“Chinese parents believe that their kids owe them everything.” Therefore, when her daughters gave her homemade birthday cards she deemed unacceptable, Chua gave them back. “I want a better one – one that you’ve put some thought and effort into. I have a special box, where I keep all my cards from you and Sophia, and this one can’t go there.”
On one hand, I’m shocked and appalled Chua would say that to her child. On the other hand, I’ve gotten these cards and pictures, made in haste at the last minute. Rather than tell my daughters that they are not worthy of my keepsake box, I simply toss them in the garbage days later when they’re asleep. Am I any better?
When her mother-in-law laughed in astonishment at this story and admitted maybe she would have tried the same tactic with her children had she not feared having to ask would make the gift lack meaning, Chua argues, “I think it’s too idealistic to expect children to do the right things on their own…Also, if you force them to do what you want, you don’t have to be mad at them.” But as her mother-in-law reminded her, they would be mad at her.
By the time the reader is a third of the way through The Battle Hymn of the Tiger Mother, the anger that Chua’s oldest daughter has built up is obvious. The fact that Lulu hadn’t been accepted at a prestigious music school and “the Chinese parenting approach is weakest when it comes to failure” just compounded the tension at home. When Chua won’t take Lulu to the hairdresser because she hasn’t behaved in the way Chua feels the daughter should, Lulu simply takes a pair of scissors to her own hair.
Chua admits that the question she most often gets is “Who are you going all this pushing for – your daughters…or yourself?” While she says her answer is “unequivocally 100% for my daughters” I am not yet convinced. Chua believes my doubts are indicative of my Western thinking, as in Chinese parenting “the child is the extension of the self.”

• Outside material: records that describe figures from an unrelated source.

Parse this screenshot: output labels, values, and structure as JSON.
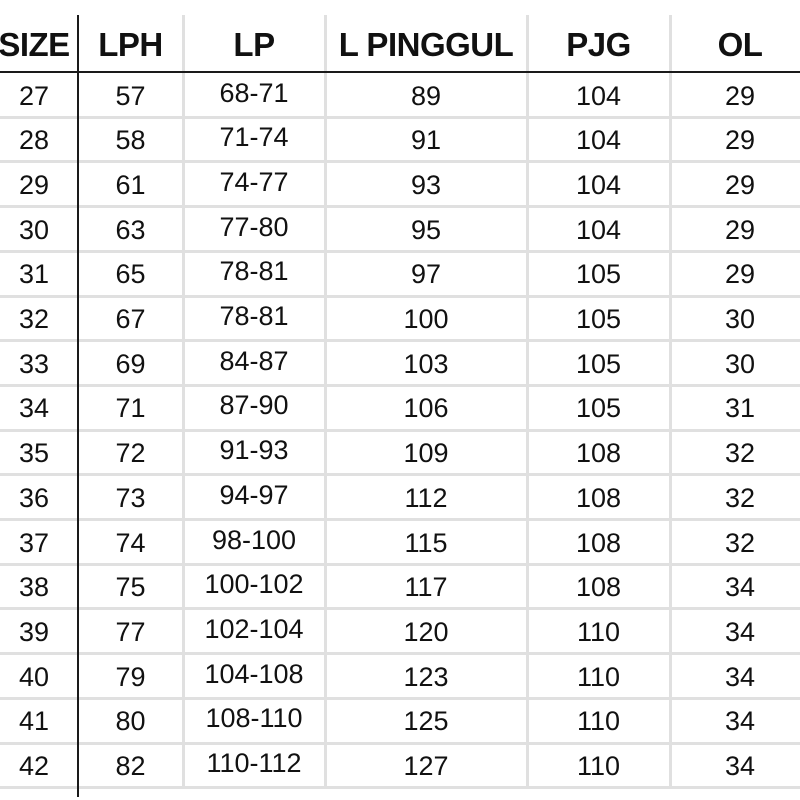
{
  "table": {
    "headers": [
      "SIZE",
      "LPH",
      "LP",
      "L PINGGUL",
      "PJG",
      "OL"
    ],
    "rows": [
      [
        "27",
        "57",
        "68-71",
        "89",
        "104",
        "29"
      ],
      [
        "28",
        "58",
        "71-74",
        "91",
        "104",
        "29"
      ],
      [
        "29",
        "61",
        "74-77",
        "93",
        "104",
        "29"
      ],
      [
        "30",
        "63",
        "77-80",
        "95",
        "104",
        "29"
      ],
      [
        "31",
        "65",
        "78-81",
        "97",
        "105",
        "29"
      ],
      [
        "32",
        "67",
        "78-81",
        "100",
        "105",
        "30"
      ],
      [
        "33",
        "69",
        "84-87",
        "103",
        "105",
        "30"
      ],
      [
        "34",
        "71",
        "87-90",
        "106",
        "105",
        "31"
      ],
      [
        "35",
        "72",
        "91-93",
        "109",
        "108",
        "32"
      ],
      [
        "36",
        "73",
        "94-97",
        "112",
        "108",
        "32"
      ],
      [
        "37",
        "74",
        "98-100",
        "115",
        "108",
        "32"
      ],
      [
        "38",
        "75",
        "100-102",
        "117",
        "108",
        "34"
      ],
      [
        "39",
        "77",
        "102-104",
        "120",
        "110",
        "34"
      ],
      [
        "40",
        "79",
        "104-108",
        "123",
        "110",
        "34"
      ],
      [
        "41",
        "80",
        "108-110",
        "125",
        "110",
        "34"
      ],
      [
        "42",
        "82",
        "110-112",
        "127",
        "110",
        "34"
      ]
    ]
  }
}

The first comment I ever got on my blog Befriending Forty was from a woman whose husband had told her an “awesome” Chinese statement. “There are three stages to life. The first – to live for your parents. The second – to live for yourself. The third – to live for your children.” Knowing that my post had essentially pointed out that while I had experienced a lot during my youth I hadn’t felt I’d done much lately, my friend asked, “Did that comment make you feel like slitting your wrists or what?”
I understand what Chua is saying, “Winning prizes gives you opportunities, and that’s freedom,” but if the prizes come with the costs – both financial and emotional – that Chua describes in her book then I’m more than fine with my non-prizing winning children. Chua’s way of parenting might be much harder, as she claims for “there is simply no respite.” How can there be when you spend your Sunday driving two hours to New York City so your child can have a one hour lesson with some renowned violin teacher and then drive home so you can practice piano with your older daughter?
I keep thinking about this scene in Something to Talk About when the grandmother (Gena Rowlands) says to her daughter (Julia Roberts), “You did that” when the granddaughter won a horse competition. Roberts’ character corrects Rowlands’ character by saying, “No, she did that.” My kids may never play at Carnegie Hall, but their accomplishments will always be their own – just as mine belong to me, not my mother.